Aug 09 2009
I wander away from computer for a day or two and see what breaks out, an argument about PCI that I didn’t even take part in. I’m insulted that Nick Selby and Mike Dahn had fun without me! Actually, Nick’s rant on how compliance is the downfall of humanity, or at least security, is amusing, even if it’s a little over the top, but it’s the fact that Alex Hutton admitted he’s come around to appreciating Compliance in the comments that made the whole post worth reading for me. I like Mike’s response and especially appreciate his point that security professionals have to stop using compliance as a scape goat for not securing their data. “I couldn’t secure my company because I was spending too much time worrying about being compliant!”, is the excuse too many security professionals are using. If you’re not close to being compliant through the security efforts you already have in place, your fooling yourself into thinking you were anywhere near secure in the first place!
Nick’s orginal article was interesting and amusing. Mike does a pretty good job of picking it apart and reminding us that the ultimate responsibility for securing the data lies with the security professional, not with PCI or any other compliance structure. But what really makes this whole discussion worth reading is Alex’s comments as well as several of the other comments in the stream. If you don’t read Alex’s blog, take the moment or two needed to add it to your RSS feeds.
I’m one of the first to admit, PCI isn’t perfect. It’s a one-size-fits-all structure that doesn’t really fit any business. It’s a bunch of guidelines and ‘best practices’ that have been thrown together and are slowly evolving into something that might actually be cohesive in another five to ten years. But the point people keep missing is that PCI should not be driving your security philosophy, your security philosophy should be driving you to a position where compliance is just a series of check boxes. If you’re secure, if you’re really taking the steps needed to secure your environment, compliance should just be about validating those controls, not something that’s driving you to distraction and taking up all your time.

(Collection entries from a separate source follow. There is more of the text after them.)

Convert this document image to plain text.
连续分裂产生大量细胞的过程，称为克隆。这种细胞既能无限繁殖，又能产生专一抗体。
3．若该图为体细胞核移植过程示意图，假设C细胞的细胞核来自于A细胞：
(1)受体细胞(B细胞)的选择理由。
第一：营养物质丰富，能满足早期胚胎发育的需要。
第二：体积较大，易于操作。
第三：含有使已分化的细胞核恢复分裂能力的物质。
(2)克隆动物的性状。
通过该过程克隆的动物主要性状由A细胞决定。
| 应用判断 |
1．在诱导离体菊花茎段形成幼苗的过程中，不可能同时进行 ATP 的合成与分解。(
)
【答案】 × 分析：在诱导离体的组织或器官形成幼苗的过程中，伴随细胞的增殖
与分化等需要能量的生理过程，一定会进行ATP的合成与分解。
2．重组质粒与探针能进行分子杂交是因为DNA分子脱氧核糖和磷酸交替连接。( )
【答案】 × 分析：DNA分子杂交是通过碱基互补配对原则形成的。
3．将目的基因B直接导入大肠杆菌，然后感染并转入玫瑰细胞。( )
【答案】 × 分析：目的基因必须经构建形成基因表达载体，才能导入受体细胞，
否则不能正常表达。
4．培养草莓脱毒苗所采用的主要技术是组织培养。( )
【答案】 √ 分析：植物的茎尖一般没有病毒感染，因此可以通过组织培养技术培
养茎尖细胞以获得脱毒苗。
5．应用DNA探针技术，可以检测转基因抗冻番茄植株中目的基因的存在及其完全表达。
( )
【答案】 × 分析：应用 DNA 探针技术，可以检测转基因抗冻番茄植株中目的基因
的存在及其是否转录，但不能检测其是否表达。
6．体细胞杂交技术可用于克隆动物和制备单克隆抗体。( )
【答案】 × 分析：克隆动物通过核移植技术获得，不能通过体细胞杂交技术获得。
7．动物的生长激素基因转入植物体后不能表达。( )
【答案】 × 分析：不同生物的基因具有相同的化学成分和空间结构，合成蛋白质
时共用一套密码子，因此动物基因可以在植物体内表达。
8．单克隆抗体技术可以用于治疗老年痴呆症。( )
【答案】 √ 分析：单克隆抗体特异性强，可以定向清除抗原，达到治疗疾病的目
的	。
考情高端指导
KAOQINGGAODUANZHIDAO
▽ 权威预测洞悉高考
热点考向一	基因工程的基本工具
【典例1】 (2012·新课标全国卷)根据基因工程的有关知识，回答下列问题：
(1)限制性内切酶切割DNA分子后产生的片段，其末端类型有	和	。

Branden Williams recently wrote about this as well. “PCI is easy” PCI is a series of prescriptive controls you need to have in place around your cardholder data. If you’re securing your data properly, then it shouldn’t be a big stretch to become PCI complaint. But if you want an idea of how secure a company would be without PCI, take a few minutes and review there cardholder data environment after they’ve had a good QSA on-site and compare it to the rest of their environment; if all, or even most, of the same controls are in place around the rest of their network, chances are they were secure in the first place and didn’t need to do a lot to be compliant. On the other hand, if you look at a company who’s non-PCI network is much looser and less secure than their PCI network, you have a pretty good idea of how insecure their environment would be without compliance. How does your own PCI environment differ from the rest of your production environment? If you can’t say that your non-PCI environment is as secure as your PCI environment, you’ve already lost the argument of against compliance.